Alaska’s delegation in Washington was more circumspect than the environmental lobby.
Sen. Dan Sullivan said the accord “significantly disadvantaged the U.S. economy and American families and workers relative to other nations, especially China.”
Sen. Lisa Murkowski said that an accord wasn’t necessary to continue the work of stabilizing the climate.
Then then we come to Alaska Gov. Bill Walker, who issued the most enigmatic statement of the day:
“Alaska is the United States’ only Arctic state. In spite of the United States’ withdrawal from the Paris climate accord today, Alaska will continue to work to boost national defense and security measures for our 6,640 miles of Alaskan coastline, increase resilience for Arctic communities, and provide energy leadership for the nation.” [Italics ours]
In two sentences, Walker said that in spite of the withdrawal, Alaska will work on national defense and provide energy leadership, although that phrase has no more meaning than the accord itself.
Just a day earlier, he was applauding the possible production of more oil in Alaska, when Secretary of Interior Ryan Zinke had signed a secretarial order to open up more federal land that the Obama Administration had put on ice in the National Petroleum Reserve Alaska.
Yesterday Walker said, “I applaud Secretary Zinke for removing the obstacles so that Alaska can play a greater role in securing the nation’s energy dominance.”
Now, Walker refers to a vague “energy leadership.”
Trump is indeed calling for energy “dominance,” and that’s where we’re heading for the next four to eight years — providing more oil to the world and to our own economy.

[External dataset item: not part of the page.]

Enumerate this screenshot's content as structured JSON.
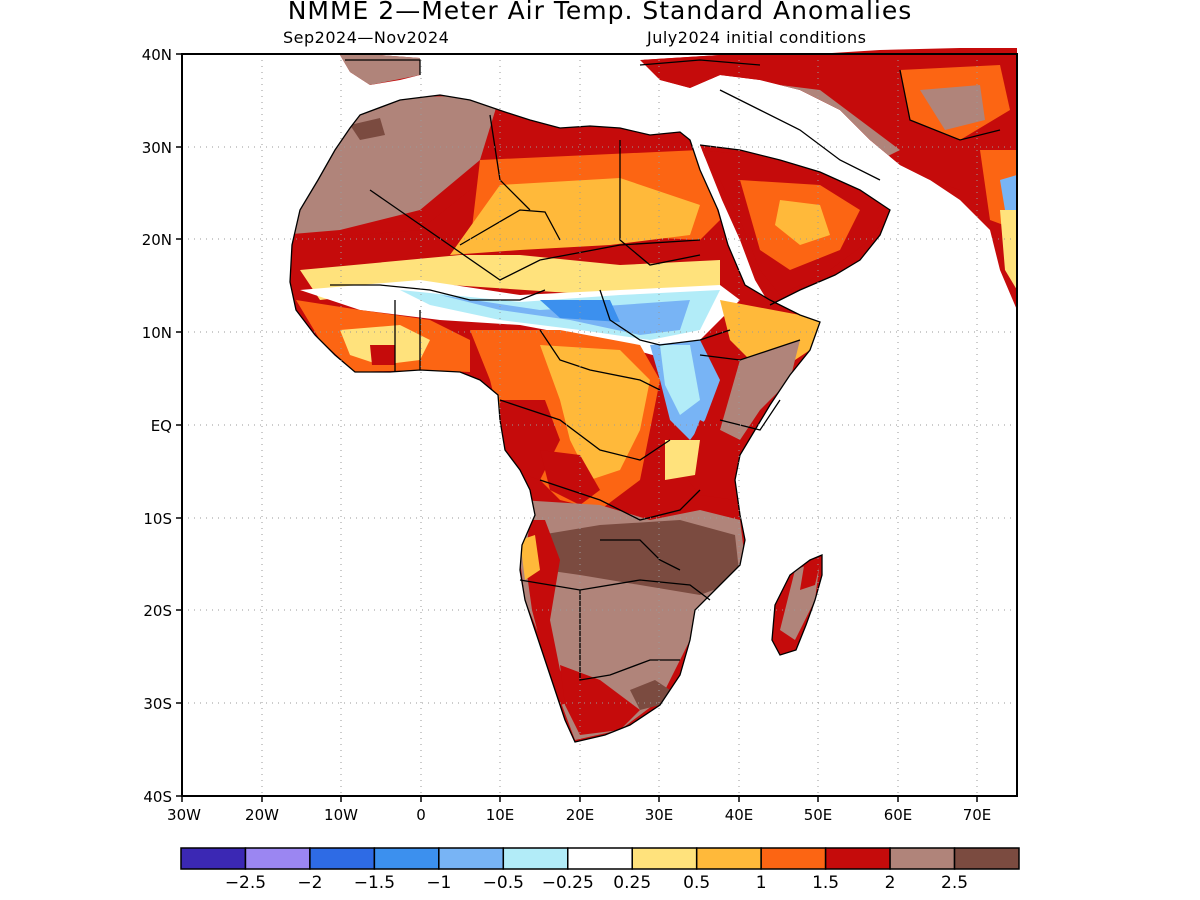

Not less oil. Growing a stronger economy. Not a weaker one.
Walker continued: “Alaskans know that our landscape is changing at an accelerating pace. We are experiencing social and economic upheaval caused by shrinking sea ice, rising sea level, increasing intensity of storms, and increasing coastal erosion. Alaska communities such as Shishmaref, Kivalina, and Newtok are literally washing into the ocean.”
This is interesting. Is Walker really blaming all of our social and economic ills on the 1.3 degree change the earth has experienced in the past 100 years? We see some shorelines being eroded in Alaska, while other shorelines are rising due to isostatic rebound (glacier weight rebound). In some areas of Alaska, the land is rising so fast out of the ocean that surveys are inaccurate after only a couple of years.
“The land is ascending so fast that the rising seas — a ubiquitous byproduct of global warming — cannot keep pace. As a result, the relative sea level is falling, at a rate ‘among the highest ever recorded,’- 2007 report by a panel of experts convened by Mayor Bruce Botelho of Juneau.” – New York Times, 2009
Someone call Bruce Botelho and tell him about the “existential crisis.”
Is Alaska really seeing an increasing intensity of storms? There is no proof given for that statement on the State’s climate change information page. Only speculation and a lot of broken links.
If anything, Alaska is experiencing milder winters and we’re using less fuel to heat our homes. Well, except for this winter, which was more like the old days, when we just talked about the weather.
“Erosion threatens remote radar sites essential to maintaining control of U.S. airspace when it is most needed to detect and counter Russian incursions. Melting permafrost imperils military installations in Interior Alaska. Easier maritime and air access to Alaska creates homeland security and defense threats,” Walker said.
Ah, bring on the Russians, the old Red Scare. Climate change will put us at risk of the Ruskies. Worth taking a look, but this is truly an imaginative stretch.
“International military interest demonstrates the importance of the Arctic and subarctic in planning our nation’s defense strategies. We stand ready to assist the Trump Administration in achieving the goal of protecting Americans, their communities, and their way of life,” Walker concluded.
And what a “stand ready,” “way of life”conclusion for Gov. Walker’s tortured statement that ends up signifying nothing. Just like the Paris Accord.